If democracy is broken or at least badly tarnished, as I suggested last week, then before the wheels fall off completely we must find ways of restoring it, else we risk a future where the rule of the corporations is absolute.
A risk compounded by the growing anti-system movement, where people are drawn to believe if they "stand outside" governance they can eventually force change - a stance I find naive and dangerous.
Yes, surprising as it sounds a significant number of people who don't vote choose not to because they see the act of voting as "validating" a system they have no faith in. The theory goes that the more who don't participate, the less credible the system becomes until it collapses from sheer lack of popular support.
There are celebrity admirers of this idea (like Russell Brand, although he has now recanted) and it's certainly flavour of the decade among the young intelligentsia who are smart enough to know the system needs overhauling and clever enough to think they can derive a solution no one's thought of before.
But perhaps - and this is deja vu for those of us old enough to remember - not wise enough to realise that following a separatist path to a new model merely plays into the hands of those who benefit from retaining a broken system no one is willing to fix. And it is those beneficiaries who currently wield the power, and will continue to wield it, regardless.
So that route can only end in blood. (As, again, it did last time. This time it would be worse.)
Besides, it's inherently nonsense. Shouting "power to the people" is only another way of saying "democratic rights" - if, that is, you believe every person has the right to be heard and respected for their views. That's exactly what democracy delivers: one person, one vote.
So the idea of reinventing the wheel by retreating to localised communes, separating from the greater system before slowly federalising into a new whole fails on three accounts.
First because unless you are changing to a socialist autocracy or other totalitarian regime, then regardless some improvements may evolve, this is simply democracy revisited.
Second because the existing rulers will ignore it, go round it, ride roughshod over it, or find a cunning way to undermine it depending on how significant and/or obstructive any such movement becomes.

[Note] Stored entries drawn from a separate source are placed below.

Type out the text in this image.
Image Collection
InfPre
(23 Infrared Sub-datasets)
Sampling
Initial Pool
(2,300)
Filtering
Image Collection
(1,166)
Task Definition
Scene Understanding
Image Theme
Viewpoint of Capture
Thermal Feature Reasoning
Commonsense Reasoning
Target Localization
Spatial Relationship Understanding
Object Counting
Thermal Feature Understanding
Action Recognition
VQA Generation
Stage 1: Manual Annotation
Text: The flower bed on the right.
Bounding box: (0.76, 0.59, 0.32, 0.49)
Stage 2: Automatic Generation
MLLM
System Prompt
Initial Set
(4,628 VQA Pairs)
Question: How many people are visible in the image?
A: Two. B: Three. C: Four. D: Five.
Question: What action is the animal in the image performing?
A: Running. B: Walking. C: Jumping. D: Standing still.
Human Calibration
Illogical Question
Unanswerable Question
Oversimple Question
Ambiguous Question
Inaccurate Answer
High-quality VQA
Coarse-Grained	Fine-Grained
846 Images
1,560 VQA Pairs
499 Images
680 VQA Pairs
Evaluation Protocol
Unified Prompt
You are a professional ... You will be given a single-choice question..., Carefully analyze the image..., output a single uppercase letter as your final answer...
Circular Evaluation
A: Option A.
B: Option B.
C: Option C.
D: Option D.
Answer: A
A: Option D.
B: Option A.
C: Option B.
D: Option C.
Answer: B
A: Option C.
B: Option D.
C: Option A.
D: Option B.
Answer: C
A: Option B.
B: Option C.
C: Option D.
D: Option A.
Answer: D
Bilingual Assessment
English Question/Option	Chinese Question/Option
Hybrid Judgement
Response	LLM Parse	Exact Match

Thirdly, there simply isn't time. The world is collapsing and fragmenting already, and for every breakthrough that hints at hope there are a dozen disasters unfolding; falling back to a "simpler time" as we plunge down the cliff just makes the fall faster and harder.
The only point on which I agree with these voteless outliers is that empowering the people is the crucial element. But if, as mounting evidence suggests, people are refusing to participate in a system that intrinsically offers them power, then there is no real hope for change, no matter how you slice it.

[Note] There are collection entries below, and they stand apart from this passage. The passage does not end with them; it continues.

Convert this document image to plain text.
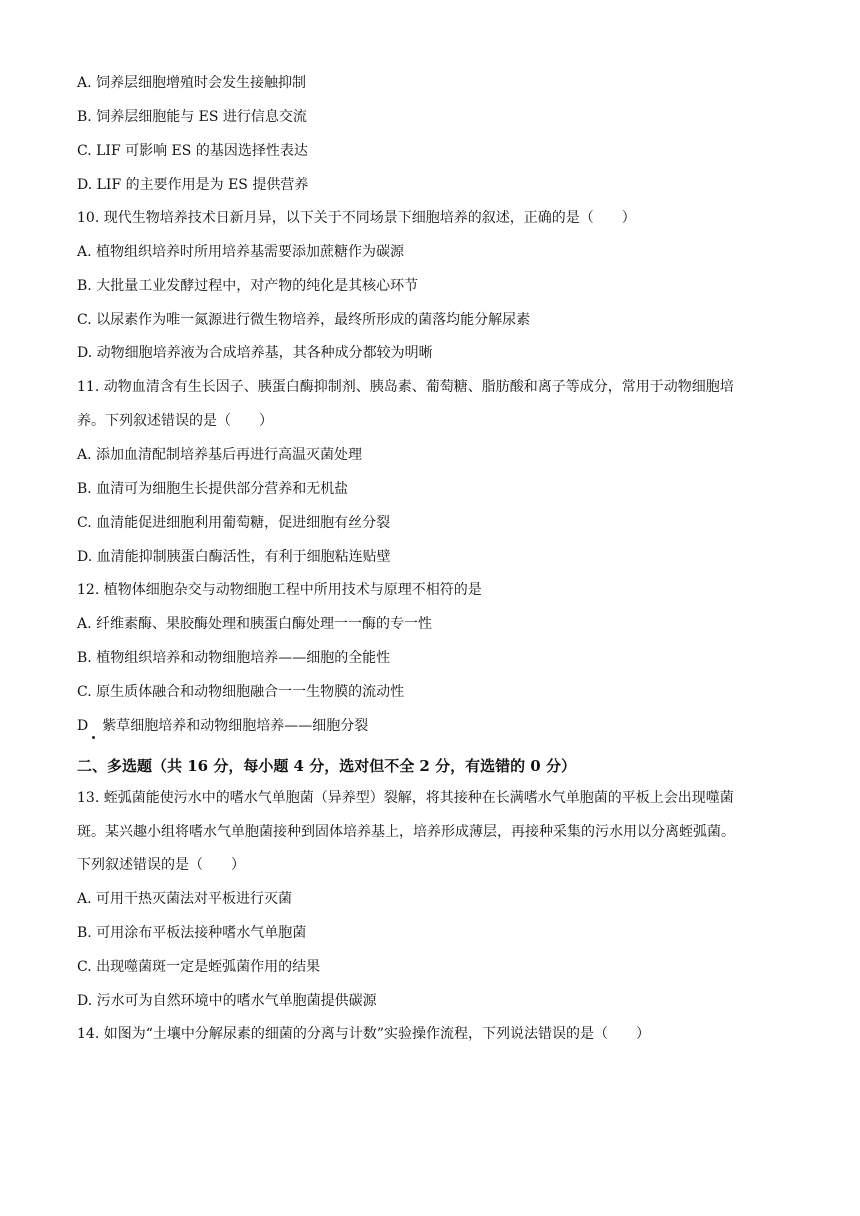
A. 饲养层细胞增殖时会发生接触抑制
B. 饲养层细胞能与 ES 进行信息交流
C. LIF 可影响 ES 的基因选择性表达
D. LIF 的主要作用是为 ES 提供营养
10. 现代生物培养技术日新月异，以下关于不同场景下细胞培养的叙述，正确的是（　　）
A. 植物组织培养时所用培养基需要添加蔗糖作为碳源
B. 大批量工业发酵过程中，对产物的纯化是其核心环节
C. 以尿素作为唯一氮源进行微生物培养，最终所形成的菌落均能分解尿素
D. 动物细胞培养液为合成培养基，其各种成分都较为明晰
11. 动物血清含有生长因子、胰蛋白酶抑制剂、胰岛素、葡萄糖、脂肪酸和离子等成分，常用于动物细胞培
养。下列叙述错误的是（　　）
A. 添加血清配制培养基后再进行高温灭菌处理
B. 血清可为细胞生长提供部分营养和无机盐
C. 血清能促进细胞利用葡萄糖，促进细胞有丝分裂
D. 血清能抑制胰蛋白酶活性，有利于细胞粘连贴壁
12. 植物体细胞杂交与动物细胞工程中所用技术与原理不相符的是
A. 纤维素酶、果胶酶处理和胰蛋白酶处理一一酶的专一性
B. 植物组织培养和动物细胞培养——细胞的全能性
C. 原生质体融合和动物细胞融合一一生物膜的流动性
D　紫草细胞培养和动物细胞培养——细胞分裂
二、多选题（共 16 分，每小题 4 分，选对但不全 2 分，有选错的 0 分）
13. 蛭弧菌能使污水中的嗜水气单胞菌（异养型）裂解，将其接种在长满嗜水气单胞菌的平板上会出现噬菌
斑。某兴趣小组将嗜水气单胞菌接种到固体培养基上，培养形成薄层，再接种采集的污水用以分离蛭弧菌。
下列叙述错误的是（　　）
A. 可用干热灭菌法对平板进行灭菌
B. 可用涂布平板法接种嗜水气单胞菌
C. 出现噬菌斑一定是蛭弧菌作用的结果
D. 污水可为自然环境中的嗜水气单胞菌提供碳源
14. 如图为“土壤中分解尿素的细菌的分离与计数”实验操作流程，下列说法错误的是（　　）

That said, there are a range of improvements - or at least, ideas worth exploring - being trialled in a variety of ways and in a surprising number of countries. Most are models of consensus direct democracy that aim to revitalise, not replace.
And much as I dislike the Union Jack, examining those ideas as part of a process to reform democracy would be a much better use of our time and energy than debating a new flag.
Bottom line: don't throw baby out with the blackwater. Turning the system round so it bites the hand that would shackle it is a much better idea.
That's the right of it.
- Bruce Bisset is a freelance writer and poet.